GLAAD found that the highest level of discomfort around those living with HIV was found in the South. The lowest levels of discomfort were found in the West.
The Southern AIDS Coalition, the Center for Health Policy, and Inequalities Research at Duke University, and the Duke Global Health Institute recently released a report, titled "HIV in the U.S. Deep South: Trends from 2008-2019." It found that while the Deep South’s nine states possess 29 percent of the country’s population in 2019, it accounted for almost 44 percent of new HIV diagnoses.

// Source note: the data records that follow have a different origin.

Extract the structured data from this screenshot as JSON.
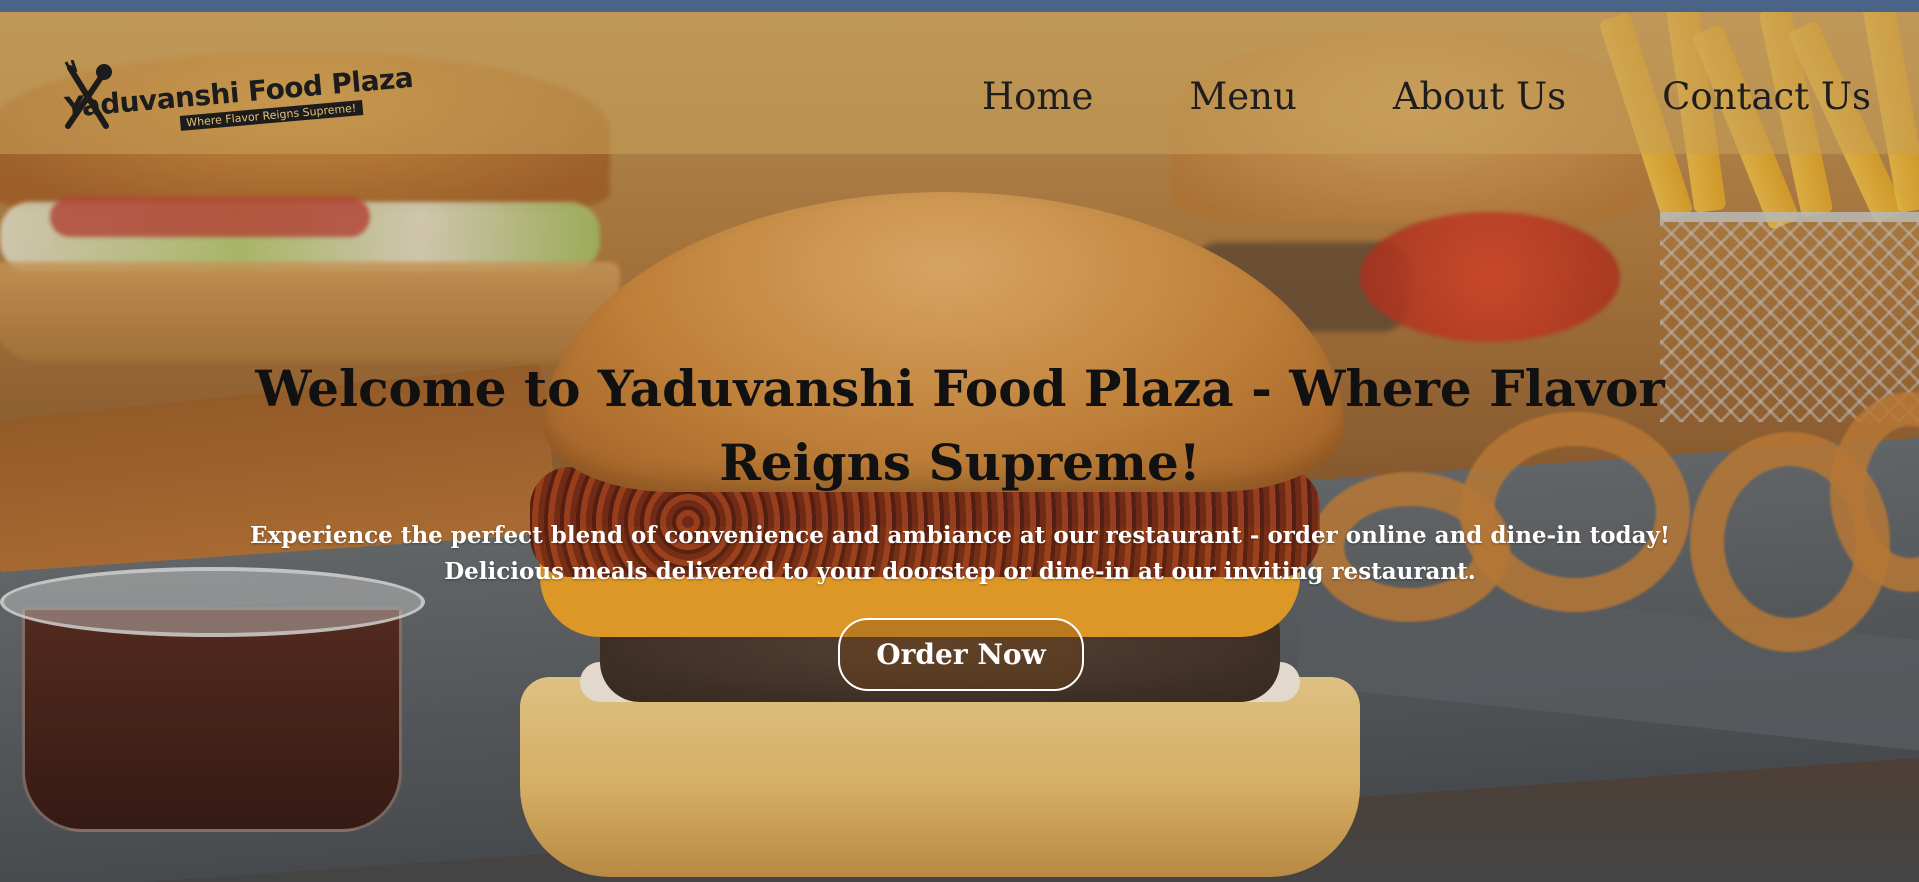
{
  "brand": {
    "name": "Yaduvanshi Food Plaza",
    "tagline": "Where Flavor Reigns Supreme!",
    "logo_icon": "fork-knife-icon"
  },
  "nav": {
    "items": [
      {
        "label": "Home"
      },
      {
        "label": "Menu"
      },
      {
        "label": "About Us"
      },
      {
        "label": "Contact Us"
      }
    ]
  },
  "hero": {
    "title": "Welcome to Yaduvanshi Food Plaza - Where Flavor Reigns Supreme!",
    "subtitle_line1": "Experience the perfect blend of convenience and ambiance at our restaurant - order online and dine-in today!",
    "subtitle_line2": "Delicious meals delivered to your doorstep or dine-in at our inviting restaurant.",
    "cta_label": "Order Now",
    "background": "burger-fries-onion-rings-photo"
  },
  "colors": {
    "top_strip": "#4a6488",
    "header_overlay": "#c8a05a",
    "title_text": "#111111",
    "subtitle_text": "#ffffff"
  }
}
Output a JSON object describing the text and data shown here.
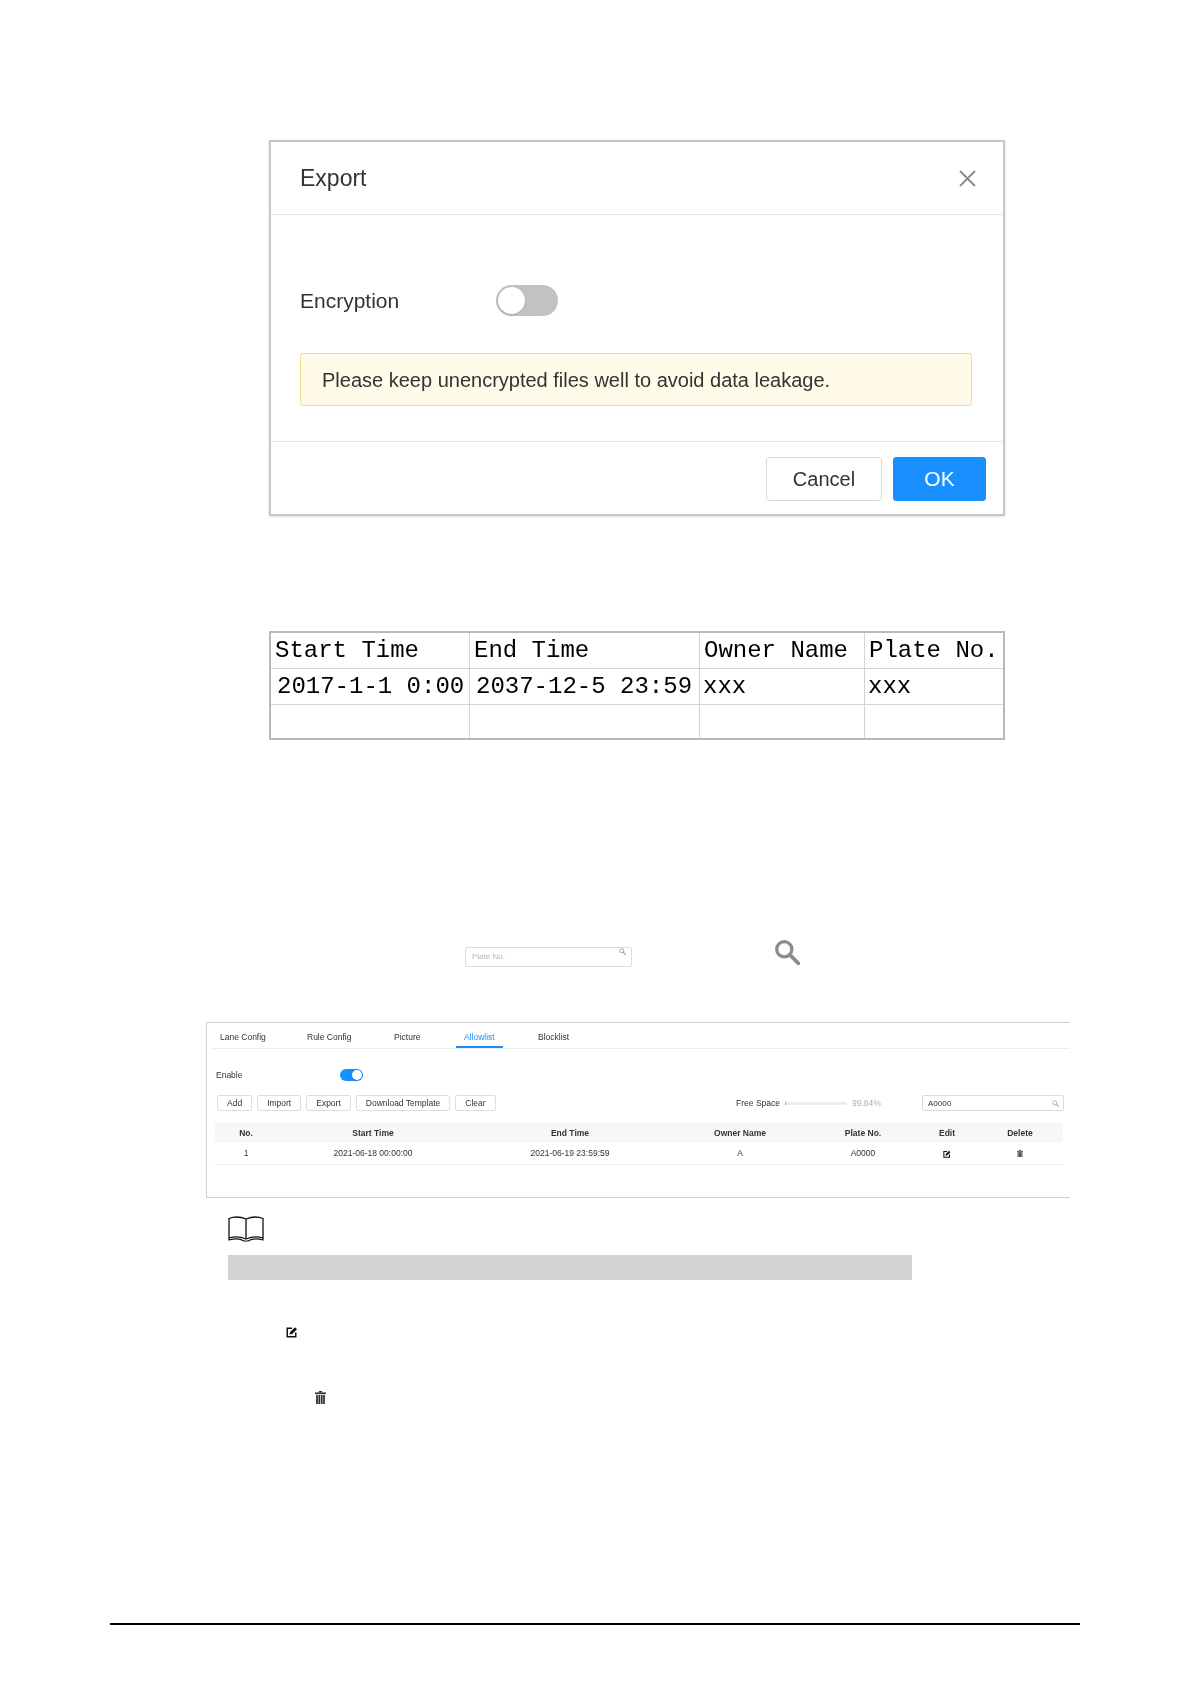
{
  "export_dialog": {
    "title": "Export",
    "encryption": {
      "label": "Encryption",
      "on": false
    },
    "warning": "Please keep unencrypted files well to avoid data leakage.",
    "buttons": [
      {
        "label": "Cancel",
        "kind": "cancel"
      },
      {
        "label": "OK",
        "kind": "confirm"
      }
    ]
  },
  "template_table": {
    "columns": [
      "Start Time",
      "End Time",
      "Owner Name",
      "Plate No."
    ],
    "rows": [
      [
        "2017-1-1 0:00",
        "2037-12-5 23:59",
        "xxx",
        "xxx"
      ]
    ]
  },
  "search": {
    "placeholder": "Plate No."
  },
  "allowlist_panel": {
    "tabs": [
      {
        "label": "Lane Config",
        "selected": false
      },
      {
        "label": "Rule Config",
        "selected": false
      },
      {
        "label": "Picture",
        "selected": false
      },
      {
        "label": "Allowlist",
        "selected": true
      },
      {
        "label": "Blocklist",
        "selected": false
      }
    ],
    "enable": {
      "label": "Enable",
      "on": true
    },
    "buttons": [
      "Add",
      "Import",
      "Export",
      "Download Template",
      "Clear"
    ],
    "free_space": {
      "label": "Free Space",
      "level": 0.02,
      "reading": "99.84%"
    },
    "search": {
      "value": "A0000"
    },
    "table": {
      "columns": [
        "No.",
        "Start Time",
        "End Time",
        "Owner Name",
        "Plate No.",
        "Edit",
        "Delete"
      ],
      "rows": [
        {
          "cells": [
            "1",
            "2021-06-18 00:00:00",
            "2021-06-19 23:59:59",
            "A",
            "A0000"
          ]
        }
      ]
    }
  }
}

The study also found that 56 percent of non-LGBTQ+ respondents to the survey noted seeing more stories about those living with HIV in media.
"We must hold the media accountable to the 1.2 million Americans living with HIV who are not seen, represented, or discussed. Their stories matter and are beyond worthy of being told,” Usher said.
Queer Eye’s Jonathan Van Ness, who is living with HIV, told GLAAD, “We continue to do our work of educating folks on living with, the treatment of, and prevention of HIV/AIDS, but a culture stigma and ignorance still exists for so many people. A lack of compassion and stigma will continue to allow HIV/AIDS to hurt people in all communities until everyone in every community prioritizes ending the judgment and cruelty that is preventing healing for everyone affected by the HIV/AIDS pandemic.”
“Only half of Americans are knowledgeable about HIV/AIDS, which shows that, while we’ve made progress, there is still much more to do in educating the public and removing the stigma around HIV/AIDS,” said Brett Pletcher, executive vice president of corporate affairs and general counsel at Gilead. “That’s why we are proud to team up with organizations like GLAAD. This new information will help us better target our COMPASS Initiative to end HIV in the South. We cannot end the epidemic until we stop the stigma, and GLAAD is on the frontline of that effort.”